Theodore Sarandos: Yes. Look at the – this initiative is inside of our Consumer Products and Experiences Group. Today, they run these successful businesses where they travel these live experiences all over the world and fans engage in them in ways that would shock you. People love these things so much. They show up dozens of people have proposed marriage in the Breath of Bridgerton Ball. It’s really important in a way to kind of deepen fandom, a way to express fandom. You kind of see it on a large scale with theme parks, these build-outs are not going to be like a theme park, both in that they won’t have that gigantic CapEx. And they also – we expect that fans will go multiple times a year, not just once every couple of years.

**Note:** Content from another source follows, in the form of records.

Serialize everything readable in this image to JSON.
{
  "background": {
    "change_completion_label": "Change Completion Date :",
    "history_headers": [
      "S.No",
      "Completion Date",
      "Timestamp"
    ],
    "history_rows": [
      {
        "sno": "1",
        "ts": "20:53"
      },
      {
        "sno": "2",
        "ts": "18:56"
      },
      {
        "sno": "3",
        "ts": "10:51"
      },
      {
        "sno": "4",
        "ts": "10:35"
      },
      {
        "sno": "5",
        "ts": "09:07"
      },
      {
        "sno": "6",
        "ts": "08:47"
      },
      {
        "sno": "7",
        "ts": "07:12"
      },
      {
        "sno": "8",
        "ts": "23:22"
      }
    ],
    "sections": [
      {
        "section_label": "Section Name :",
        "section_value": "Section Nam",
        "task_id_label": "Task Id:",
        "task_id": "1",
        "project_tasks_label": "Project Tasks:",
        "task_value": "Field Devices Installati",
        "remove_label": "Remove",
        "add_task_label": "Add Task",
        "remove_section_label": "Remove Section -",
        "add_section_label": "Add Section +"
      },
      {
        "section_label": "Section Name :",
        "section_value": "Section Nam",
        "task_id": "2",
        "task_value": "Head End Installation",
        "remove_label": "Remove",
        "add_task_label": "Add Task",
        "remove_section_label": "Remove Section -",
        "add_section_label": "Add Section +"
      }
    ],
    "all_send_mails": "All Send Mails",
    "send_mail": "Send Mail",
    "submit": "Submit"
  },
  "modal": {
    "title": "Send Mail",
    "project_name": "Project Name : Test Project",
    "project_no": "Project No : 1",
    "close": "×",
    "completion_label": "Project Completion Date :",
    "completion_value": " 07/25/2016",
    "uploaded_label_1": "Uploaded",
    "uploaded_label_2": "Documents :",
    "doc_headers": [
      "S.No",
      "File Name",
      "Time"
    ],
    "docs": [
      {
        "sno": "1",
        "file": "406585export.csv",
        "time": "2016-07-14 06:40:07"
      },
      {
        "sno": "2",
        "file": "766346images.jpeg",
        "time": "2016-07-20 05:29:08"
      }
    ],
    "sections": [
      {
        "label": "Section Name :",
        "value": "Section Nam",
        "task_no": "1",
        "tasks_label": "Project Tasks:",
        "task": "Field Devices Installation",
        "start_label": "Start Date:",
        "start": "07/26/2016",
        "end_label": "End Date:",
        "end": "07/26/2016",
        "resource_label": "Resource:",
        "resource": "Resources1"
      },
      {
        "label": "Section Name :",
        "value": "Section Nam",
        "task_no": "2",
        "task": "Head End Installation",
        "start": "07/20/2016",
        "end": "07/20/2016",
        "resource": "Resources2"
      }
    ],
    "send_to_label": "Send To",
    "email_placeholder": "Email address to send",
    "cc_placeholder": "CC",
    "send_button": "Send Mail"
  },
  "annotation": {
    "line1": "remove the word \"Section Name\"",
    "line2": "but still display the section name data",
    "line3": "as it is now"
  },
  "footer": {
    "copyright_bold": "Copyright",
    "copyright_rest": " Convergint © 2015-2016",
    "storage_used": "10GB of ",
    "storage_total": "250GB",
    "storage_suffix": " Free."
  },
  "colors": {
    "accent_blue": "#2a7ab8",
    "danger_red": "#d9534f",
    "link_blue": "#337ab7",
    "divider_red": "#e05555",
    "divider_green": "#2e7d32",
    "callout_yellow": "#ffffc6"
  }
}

And it’s a way to take a business that’s really good at growing our brands and strengthening our brands. And today, it doesn’t – has a big start-up and shutdown costs as they travel around and put them under one umbrella where we can add a little technology and make it a really phenomenal experience from being as part of the Money Heist, Escape Room or the Stranger Things experience or the Squid Game challenge all those different things that people can do live together and have a lot of fun. And they can also go to the NETFLIX BITES and have food experience with all the Netflix food brands. So it really kind of strengthens the brands and strengthens the excitement about the things people are watching on Netflix and falling in love with and gives them a place to go and express it.

It’s not a material investment relative to the court to the big business that we’re all in. But it’s a great way of building it like our consumer products business.

Spencer Wang: Great. Well, Jessica, thank you very much for your questions, and we appreciate everybody tuning into our earnings call, and we’re looking forward to chatting with you all next quarter, if not sooner. Thank you.